多彩な催しでにぎわった本場奄美大島紬伝統工芸士会の創立50周年記念イベント
廃糸を使った50周年記念アートにも大勢の人が関わった
本場奄美大島紬伝統工芸士会(南祐和会長)の創立50周年の記念イベントが29日、奄美市名瀬のアマホームPLAZAであった。会員や来賓、関係者ら約200人が出席し、半世紀の節目を祝福。セレモニーや講演、ファッションショーなどの多彩な催しを通じて、技を紡いできた先人たちに感謝し、次世代の技術継承に誓いを新たにした。
同会は1977年に発足。経験12年以上の本場奄美大島紬製造従事者で、認定試験に合格した職人46人で構成。これまで培った長年の経験や伝統の技を通じて、産地の発展や後継者育成に努めてきた。
セレモニーで南会長は「もう一度大島紬について考え、後輩の代に残す機会にしていこう」とあいさつ。表彰式があり、歴代会長や永年功労者の功績がたたえられた。
記念講演では、元高島屋の呉服部門担当者で池田企画代表の池田喜政さんが登壇し「技と美のモノ創り」をテーマに講話。
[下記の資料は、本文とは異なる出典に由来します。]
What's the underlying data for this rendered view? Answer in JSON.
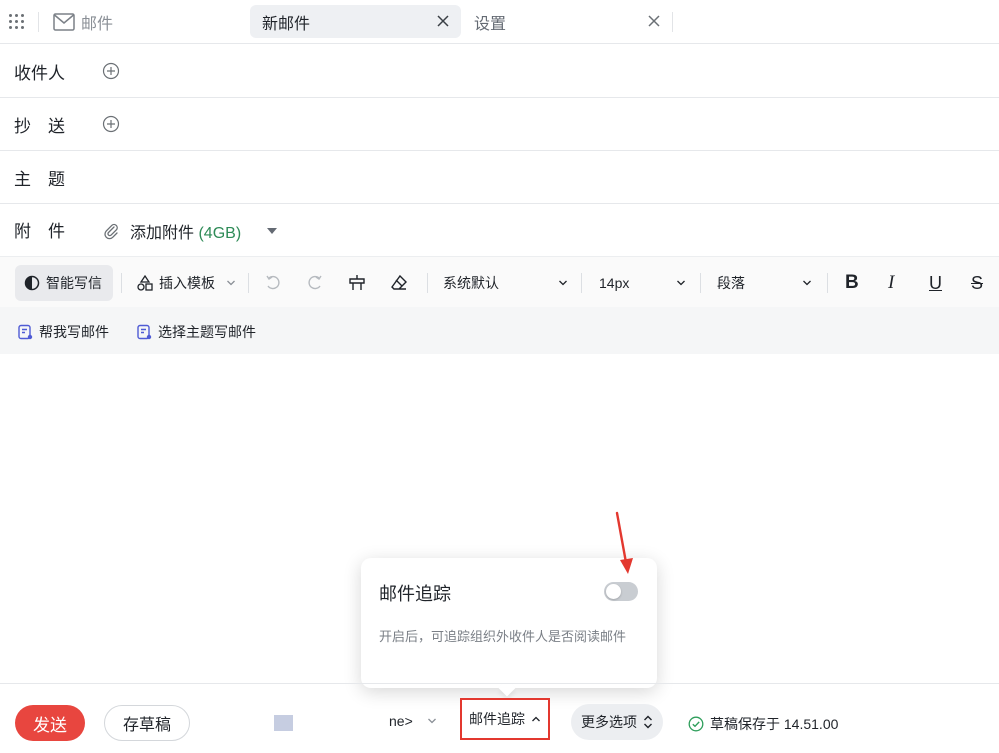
{
  "topbar": {
    "apps_icon": "grid-dots-icon",
    "mail_label": "邮件",
    "tabs": [
      {
        "label": "新邮件",
        "active": true
      },
      {
        "label": "设置",
        "active": false
      }
    ]
  },
  "form": {
    "to_label": "收件人",
    "cc_label": "抄　送",
    "subject_label": "主　题",
    "attach_label": "附　件",
    "attach_action": "添加附件",
    "attach_limit": "(4GB)"
  },
  "toolbar": {
    "ai_write": "智能写信",
    "insert_template": "插入模板",
    "font_family": "系统默认",
    "font_size": "14px",
    "paragraph": "段落",
    "bold": "B",
    "italic": "I",
    "underline": "U",
    "strike": "S"
  },
  "quick_actions": {
    "help_write": "帮我写邮件",
    "topic_write": "选择主题写邮件"
  },
  "popover": {
    "title": "邮件追踪",
    "toggle_on": false,
    "description": "开启后，可追踪组织外收件人是否阅读邮件"
  },
  "bottombar": {
    "send": "发送",
    "save_draft": "存草稿",
    "truncated": "ne>",
    "tracking": "邮件追踪",
    "more_options": "更多选项",
    "draft_status": "草稿保存于 14.51.00"
  },
  "colors": {
    "send_bg": "#e8463f",
    "highlight_border": "#e3382f",
    "attach_size": "#2e8b57",
    "saved_check": "#2e9e5b"
  }
}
近年の呉服業界の低迷には、▽産地、作家の非差別化▽色調・デザインなどの独自性欠如▽買いたくなる商品がない―などに要因があると述べ、「本当に望まれる商品とは何か。顧客視点が重要。百貨店などは富裕層の顧客を知っている。今こそ作り手、売り手が力を合わせるべき」などと呼び掛けていた。
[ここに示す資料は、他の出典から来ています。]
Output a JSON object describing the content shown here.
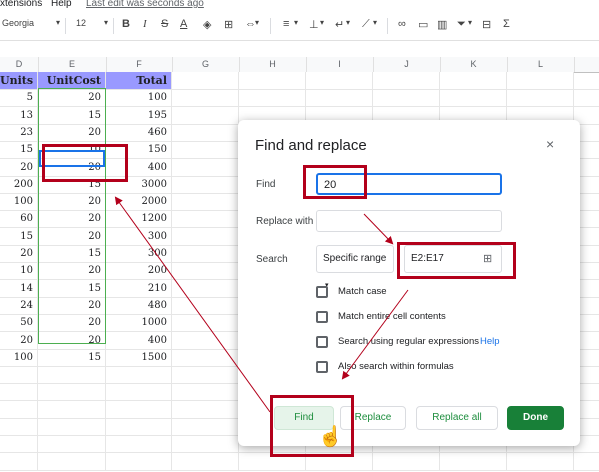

ファッションショーでは、大島紬アンバサダーの10人が、泥、白、モダンなどの年代別の大島紬を現代風に着こなし、あでやかに会場を練り歩いた。会場の外では、廃糸を使った「みんなで作ろう紬アート」も好評で、大勢が協力して作品を完成させた。
最後は、奄美3世のタナカアツシさんの「奄美を唄う」と題する記念ライブを実施。この日のために作った新曲「ゆめつむぎ」などで盛り上がり、節目を喜んだ。
30年功労者表彰を受けた榮夏代さん(82)は「工芸士には技術を次の世代につないでいく責任がある。こうして節目を祝えたことを誇りに感じる」と笑顔だった。
会の後は場所を移し、祝賀会も開かれた。